Thursday, June 1, 2023
HomeBusinessGoodData integrates with dbt | Good Information Finance-money

GoodData integrates with dbt | Good Information Finance-money


Welcome to our new article! ๐Ÿ‘‹ We’ll show the way to combine rapidly and effectively dbt with Good Information utilizing a sequence of Python scripts. Within the earlier publish, How To Construct A Fashionable Information PipelineOn this article, we supplied a information on the way to construct a stable information pipeline that solves typical issues that analytics engineers face. Then again, this new article describes extra in-depth integration with dbt as a result of as we wrote within the article GoodData and dbt Metricswe predict that dbt metrics are good for easy use circumstances however for superior analytics, you want a extra stable software like GoodData.

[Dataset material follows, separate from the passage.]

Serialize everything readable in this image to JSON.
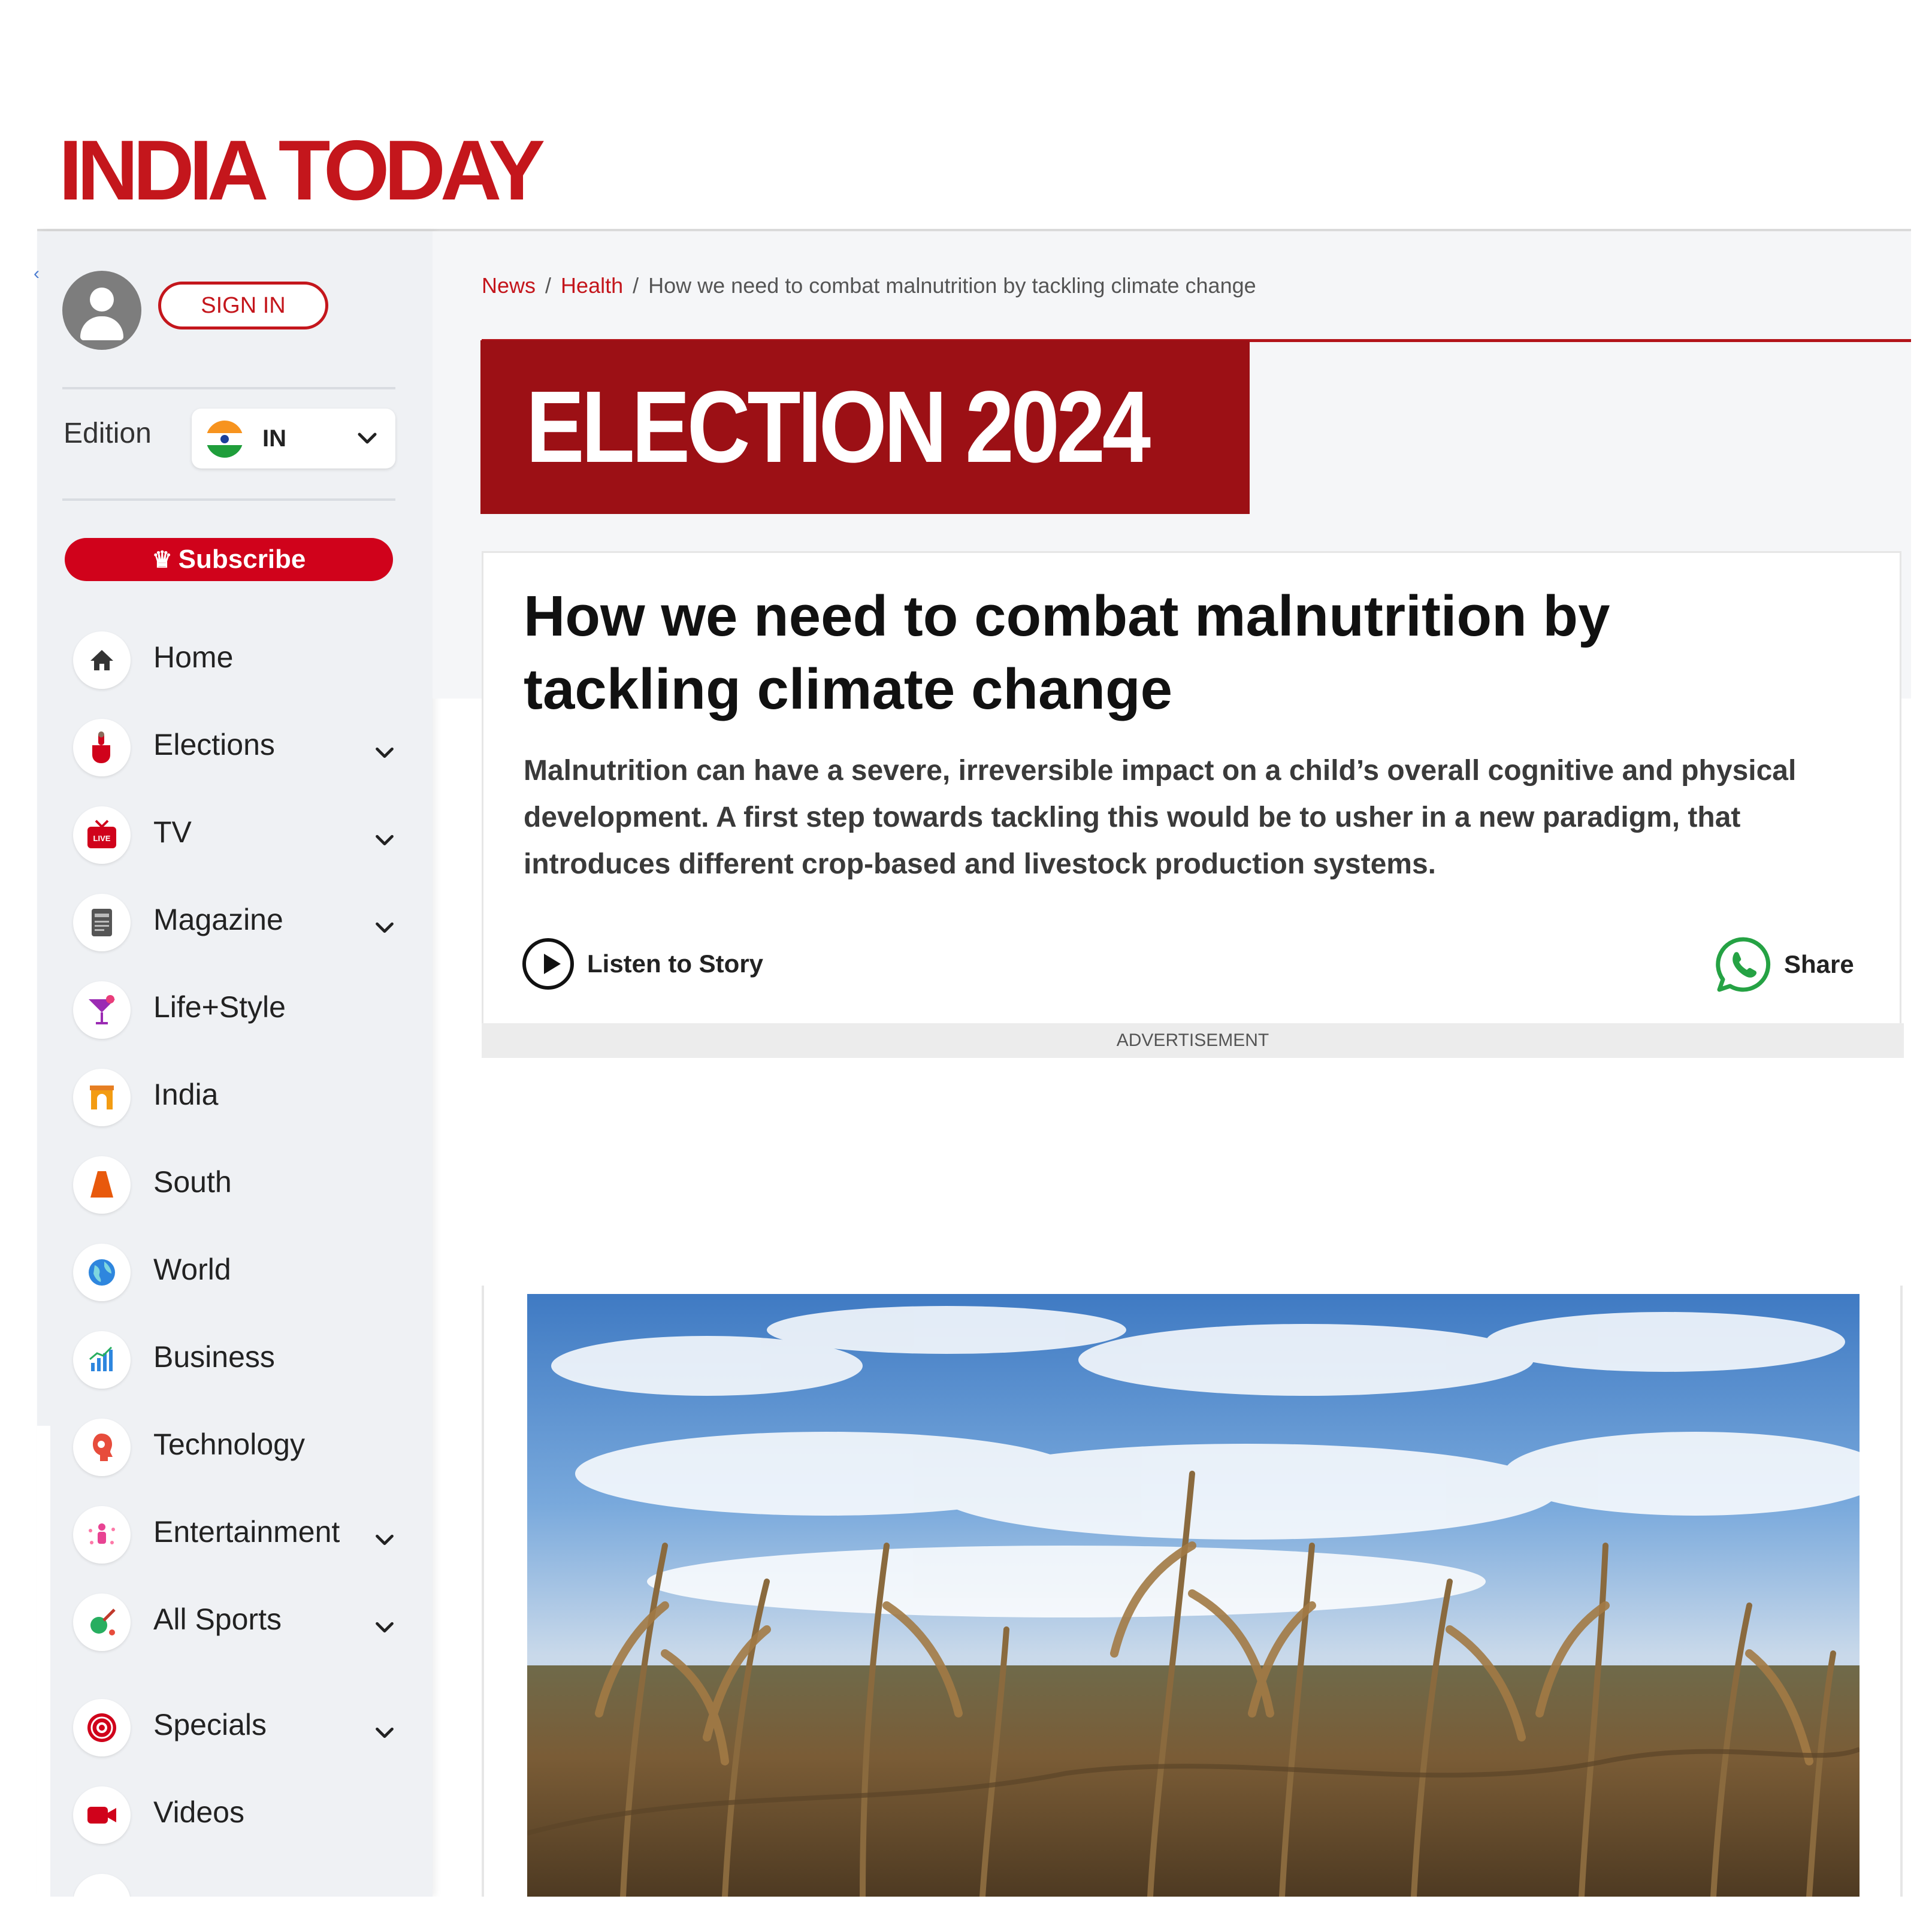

Even supposing our resolution is tightly coupled with GoodData, we wish to present a basic information on the way to combine with dbt! Let’s begin ๐Ÿš€.

Very first thing first โ€” why would you wish to combine with dbt? Earlier than you begin to write your individual code, it’s a good strategy to do analysis of current dbt plugins first. It’s a identified proven fact that the dbt has a really robust neighborhood with a variety of information professionals. In case your use case just isn’t very unique or proprietary to your resolution, I might wager that there already exists an identical plugin,

One instance is price a thousand phrases. Few months in the past, we had been creating our first prototype with dbt and jumped into an issue with referential integrity constraints. We had mainly two choices:

  1. Write a customized code to resolve the issue.
  2. Discover a plugin that will resolve the issue.

Happily, we discovered a plugin dbt Constraints Package deal after which the answer was fairly easy:

dbt constraints package

Lesson realized: Seek for an current resolution first, earlier than writing any code. In case you nonetheless wish to combine dbt, let’s transfer to the following part.

Implementation: How To Combine With dbt?

Within the following sections, we cowl crucial elements of integration with DBT. If you wish to discover the entire implementation, take a look at the repository,

setup

Earlier than we begin writing customized code, we have to do some setup. First necessary step is to create a profile file,

profile file

It’s mainly a configuration file with the database connection particulars. Attention-grabbing factor right here is the partition between dev and prod. In case you discover the repository, you’ll find that there’s a CI/CD pipeline (described in How To Construct A Fashionable Information Pipeline, The dev and prod environments guarantee that each stage within the pipeline is executed with the best database.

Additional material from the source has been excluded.